Top of The Heap is hard to digest. It’s ragged and unpredictable and it switches back and forth between fantasy, dreams, and reality. Plots are built on cause and effect, but in Top of The Heap, we get a mass of interconnected scenes. It works when the scenes compliment and inform each other but often they just seem to pile up in a disordered mass.
The movie follows George, a frustrated, black, cop who has been passed over for a promotion. As the film unfolds his character doesn’t so much develop as change contexts. Whether imagined or real we see him in a variety of situations that cast him in different roles. We don’t so much learn about him as witness him.

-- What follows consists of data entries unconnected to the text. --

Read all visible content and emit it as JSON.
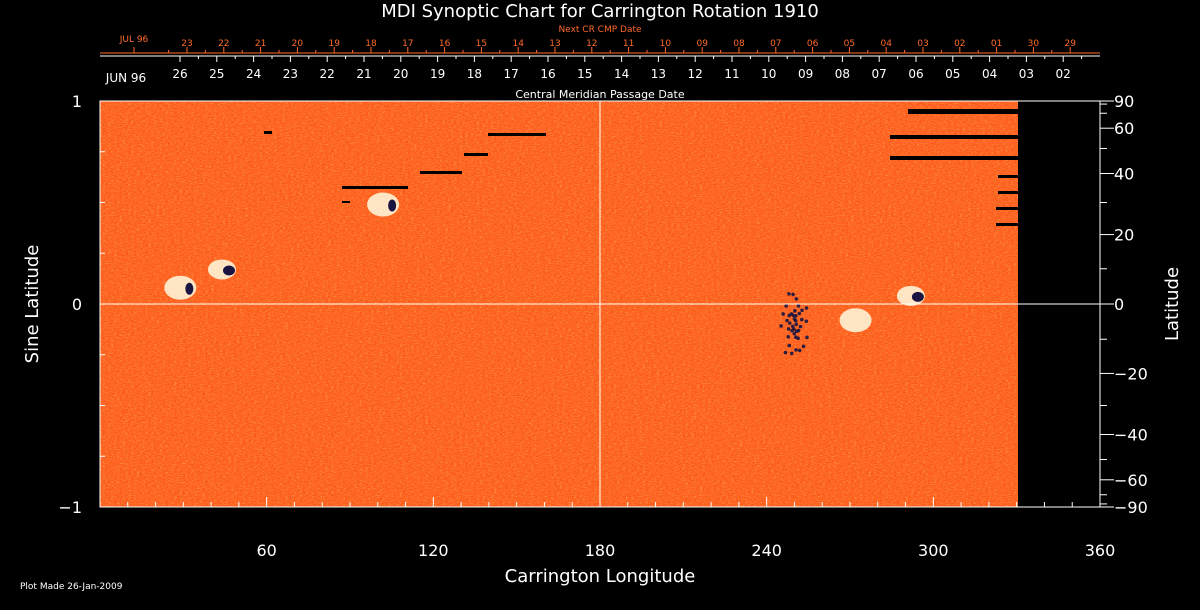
{
  "chart_data": {
    "type": "heatmap",
    "title": "MDI Synoptic Chart for Carrington Rotation 1910",
    "xlabel": "Carrington Longitude",
    "ylabel_left": "Sine Latitude",
    "ylabel_right": "Latitude",
    "xlim": [
      0,
      360
    ],
    "ylim_sine": [
      -1,
      1
    ],
    "x_ticks": [
      60,
      120,
      180,
      240,
      300,
      360
    ],
    "y_ticks_sine": [
      {
        "value": 1,
        "label": "1"
      },
      {
        "value": 0,
        "label": "0"
      },
      {
        "value": -1,
        "label": "−1"
      }
    ],
    "latitude_ticks": [
      {
        "deg": 90,
        "label": "90"
      },
      {
        "deg": 60,
        "label": "60"
      },
      {
        "deg": 40,
        "label": "40"
      },
      {
        "deg": 20,
        "label": "20"
      },
      {
        "deg": 0,
        "label": "0"
      },
      {
        "deg": -20,
        "label": "−20"
      },
      {
        "deg": -40,
        "label": "−40"
      },
      {
        "deg": -60,
        "label": "−60"
      },
      {
        "deg": -90,
        "label": "−90"
      }
    ],
    "latitude_minor_ticks": [
      80,
      70,
      50,
      30,
      10,
      -10,
      -30,
      -50,
      -70,
      -80
    ],
    "top_axis_1": {
      "month_label": "JUN 96",
      "day_labels": [
        "26",
        "25",
        "24",
        "23",
        "22",
        "21",
        "20",
        "19",
        "18",
        "17",
        "16",
        "15",
        "14",
        "13",
        "12",
        "11",
        "10",
        "09",
        "08",
        "07",
        "06",
        "05",
        "04",
        "03",
        "02"
      ],
      "caption": "Central Meridian Passage Date"
    },
    "top_axis_2": {
      "caption": "Next CR CMP Date",
      "month_label": "JUL 96",
      "day_labels": [
        "23",
        "22",
        "21",
        "20",
        "19",
        "18",
        "17",
        "16",
        "15",
        "14",
        "13",
        "12",
        "11",
        "10",
        "09",
        "08",
        "07",
        "06",
        "05",
        "04",
        "03",
        "02",
        "01",
        "30",
        "29"
      ]
    },
    "data_coverage_end_longitude": 330,
    "magnetic_features": [
      {
        "lon": 45,
        "sinlat": 0.17,
        "polarity": "mixed",
        "strength": "strong"
      },
      {
        "lon": 30,
        "sinlat": 0.08,
        "polarity": "mixed",
        "strength": "moderate"
      },
      {
        "lon": 103,
        "sinlat": 0.49,
        "polarity": "mixed",
        "strength": "moderate"
      },
      {
        "lon": 250,
        "sinlat": -0.1,
        "polarity": "negative",
        "strength": "moderate"
      },
      {
        "lon": 272,
        "sinlat": -0.08,
        "polarity": "positive",
        "strength": "moderate"
      },
      {
        "lon": 293,
        "sinlat": 0.04,
        "polarity": "mixed",
        "strength": "strong"
      }
    ],
    "footnote": "Plot Made 26-Jan-2009",
    "colors": {
      "background": "#000000",
      "field_base": "#ff5a1a",
      "positive_polarity": "#fffbe0",
      "negative_polarity": "#1a1440",
      "axes": "#ffffff",
      "secondary_axis": "#ff6a2a"
    }
  }
}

As a cop, he tries to project authority, as a husband he tries to negotiate empathy, as a black man he tries to protest, but he is unable to make any of these identities work. He is continually buffeted by life and does not seem able to cope. He is a thoroughly unlikeable character, and the audience is made to sympathize more with his position in life than George himself.
Top of The Heap was written, directed, produced, and starred in by Christopher St. John. The dialogue is poor and so is the acting, but there are times when the hollowness of some scenes contributes to a feeling of dissociative alienation. Everything seems like a pointless, empty role George finds himself obligated to play. He cheats on his wife, but his mistress just ends up accusing him of the same shortcomings his wife accuses him of. He tries to be a good cop. but both his colleagues and the criminals he arrests reproach him. Even what appears to be a fantasy of becoming a famous astronaut turns into a nightmare.

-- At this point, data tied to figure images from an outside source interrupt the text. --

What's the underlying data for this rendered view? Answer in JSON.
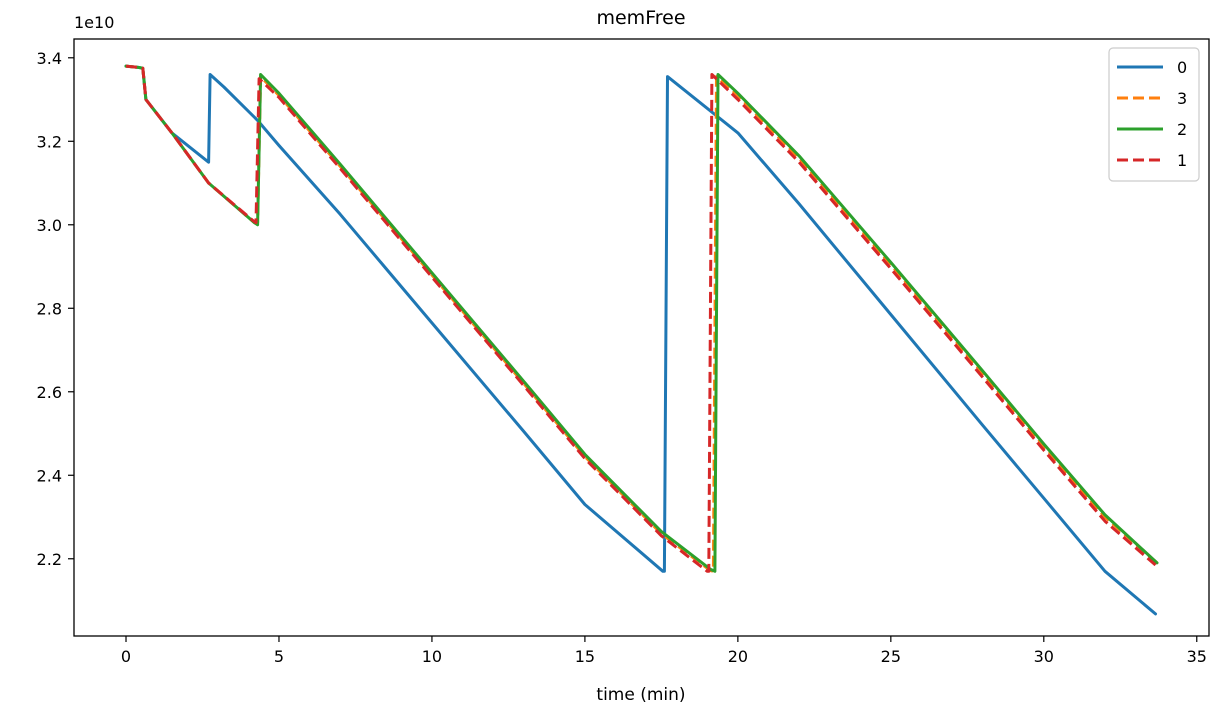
{
  "chart_data": {
    "type": "line",
    "title": "memFree",
    "xlabel": "time (min)",
    "ylabel": "",
    "y_offset_label": "1e10",
    "xlim": [
      -1.7,
      35.4
    ],
    "ylim": [
      2.015,
      3.445
    ],
    "xticks": [
      0,
      5,
      10,
      15,
      20,
      25,
      30,
      35
    ],
    "yticks": [
      2.2,
      2.4,
      2.6,
      2.8,
      3.0,
      3.2,
      3.4
    ],
    "ytick_labels": [
      "2.2",
      "2.4",
      "2.6",
      "2.8",
      "3.0",
      "3.2",
      "3.4"
    ],
    "y_unit_multiplier": 10000000000.0,
    "grid": false,
    "legend_position": "top-right",
    "series": [
      {
        "name": "0",
        "color": "#1f77b4",
        "dash": "solid",
        "x": [
          0,
          0.4,
          0.55,
          0.65,
          1.5,
          2.7,
          2.75,
          3.2,
          4.3,
          5.0,
          7.0,
          10.0,
          13.0,
          15.0,
          17.55,
          17.6,
          17.7,
          20.0,
          22.0,
          25.0,
          28.0,
          30.0,
          32.0,
          33.65
        ],
        "y": [
          3.38,
          3.377,
          3.375,
          3.3,
          3.22,
          3.15,
          3.36,
          3.33,
          3.25,
          3.19,
          3.025,
          2.765,
          2.505,
          2.33,
          2.17,
          2.17,
          3.355,
          3.22,
          3.05,
          2.785,
          2.52,
          2.345,
          2.17,
          2.068
        ]
      },
      {
        "name": "3",
        "color": "#ff7f0e",
        "dash": "dashed",
        "x": [
          0,
          0.4,
          0.55,
          0.65,
          1.5,
          2.7,
          4.2,
          4.3,
          4.4,
          5.0,
          7.0,
          10.0,
          13.0,
          15.0,
          17.5,
          19.1,
          19.2,
          19.3,
          20.0,
          22.0,
          25.0,
          28.0,
          30.0,
          32.0,
          33.7
        ],
        "y": [
          3.38,
          3.377,
          3.375,
          3.3,
          3.22,
          3.1,
          3.005,
          3.005,
          3.355,
          3.31,
          3.14,
          2.88,
          2.62,
          2.445,
          2.26,
          2.172,
          2.17,
          3.355,
          3.31,
          3.16,
          2.905,
          2.645,
          2.47,
          2.3,
          2.19
        ]
      },
      {
        "name": "2",
        "color": "#2ca02c",
        "dash": "solid",
        "x": [
          0,
          0.4,
          0.55,
          0.65,
          1.5,
          2.7,
          4.2,
          4.3,
          4.4,
          5.0,
          7.0,
          10.0,
          13.0,
          15.0,
          17.5,
          19.1,
          19.25,
          19.35,
          20.0,
          22.0,
          25.0,
          28.0,
          30.0,
          32.0,
          33.7
        ],
        "y": [
          3.38,
          3.377,
          3.375,
          3.3,
          3.22,
          3.1,
          3.005,
          3.0,
          3.36,
          3.315,
          3.145,
          2.885,
          2.625,
          2.45,
          2.265,
          2.175,
          2.17,
          3.36,
          3.315,
          3.165,
          2.91,
          2.65,
          2.475,
          2.305,
          2.19
        ]
      },
      {
        "name": "1",
        "color": "#d62728",
        "dash": "dashed",
        "x": [
          0,
          0.4,
          0.55,
          0.65,
          1.5,
          2.7,
          4.15,
          4.25,
          4.35,
          5.0,
          7.0,
          10.0,
          13.0,
          15.0,
          17.5,
          19.0,
          19.05,
          19.15,
          20.0,
          22.0,
          25.0,
          28.0,
          30.0,
          32.0,
          33.65
        ],
        "y": [
          3.38,
          3.377,
          3.375,
          3.3,
          3.22,
          3.1,
          3.01,
          3.005,
          3.35,
          3.305,
          3.135,
          2.875,
          2.615,
          2.44,
          2.255,
          2.17,
          2.17,
          3.36,
          3.3,
          3.15,
          2.895,
          2.635,
          2.46,
          2.29,
          2.185
        ]
      }
    ]
  }
}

As the movie picks up momentum, the imagery starts switching faster and then combining. In one scene, we see him dressed in a space suit standing in a parking lot while three police cars screech in a circle around him preventing him from leaving. The image is a depiction of the irreconcilable conflict that is tearing George apart. He is trapped between oppressor and oppressed, hero and villain. He is both the policeman in the car as well as the man being chased. His being an astronaut makes him an American icon, but it is a hollow symbol for an America that has no use for him. Suddenly, we see him on the surface of the moon. He rips the American flag patch off his suit, and then the NASA patch, but then he begins ripping off his breathing apparatus as well. He is severing his tethers, but he is also destroying himself.
The juxtapositions are complex and jumbled, but they are the most interesting part. The story of a black cop descending into madness due to the inherent contradictions in his job becomes melodramatic and overwrought, but the cinematic images it produces are compelling. Not bound by the logic of a chronological narrative, the images can evoke far more interesting ideas that are not so easily expressed through dialogue or straightforward storytelling.
The movie poster’s byline reads “His rage was the illness of the times.” With the understanding that movie posters are meant to be brief and sensational, the quote is a reflection of the strange, impersonal nature of the film. George’s core struggle is to make himself whole. It is a struggle for identity, and so the audience can never really get to know him
George’s struggle for identity can also be seen as a struggle to find a place in society. A place in every sense of the word. He needs a physical place to exist, to live, and to work, but he also needs a social and mental space where his thoughts and behaviors make sense. George looks out at the world and sees only shallow, unsatisfying labels that do nothing other than prescribe a set of behaviors that George finds ultimately unsatisfying and even degrading.
The role of "happily married husband" feels like economic bondage. The role of "dutiful policeman" seems like a collaboration with white supremacy. Each of the worlds he steps into is hostile and frustrating. George gets called a n****r by almost everyone he meets, be they white or black, rich or poor, victim or perpetrator. He tries to arrest two black drug dealers and they repeatedly call him a n****r pig. Even his wife uses the word to belittle him.
George’s prescribed spaces are collapsing. Cinematically, they are literally invading each other. George is a policeman on the street, and then as he turns around, he is suddenly an astronaut in a ticker tape parade. In some ways, it’s as if George is not so much struggling to find an identity, but to avoid forming one altogether. Even his fantasy of being naked in an African garden of Eden is tainted when instead of an apple, he is presented with a watermelon. He smashes the melon with a closed fist in what looks like anger, but then he greedily gobbles up the pulp and feeds it to his naked wife. There is no resolution in any of his choices, dreams, or ideas.
Christopher St. John made Top of The Heap in 1972. It was the only feature film he ever made. If George’s rage was, as the poster proclaims, the result of “the times,” St. John’s film is as well, and it is meant to be. Richard Nixon, the space race, assassinations, black power, drugs, sex, and bell-bottoms are all thrown in the blender. The film is part Blaxploitation inspired by Van Peebles, part Kubrick’s 2001, part art experimentation, and although it hadn’t been made yet there are some similarities to Nicolas Roeg’s The Man Who Fell to Earth, which came out 4 years later in 1976. Most of all,Top of The Heap exhibits the adventurous abandon of a 1970s film. It may have been rough and cheap, but it took risks, and St. John followed it to its conclusion without smoothing it out to be more commercially viable. The result is something historically significant that still reverberates in today’s society.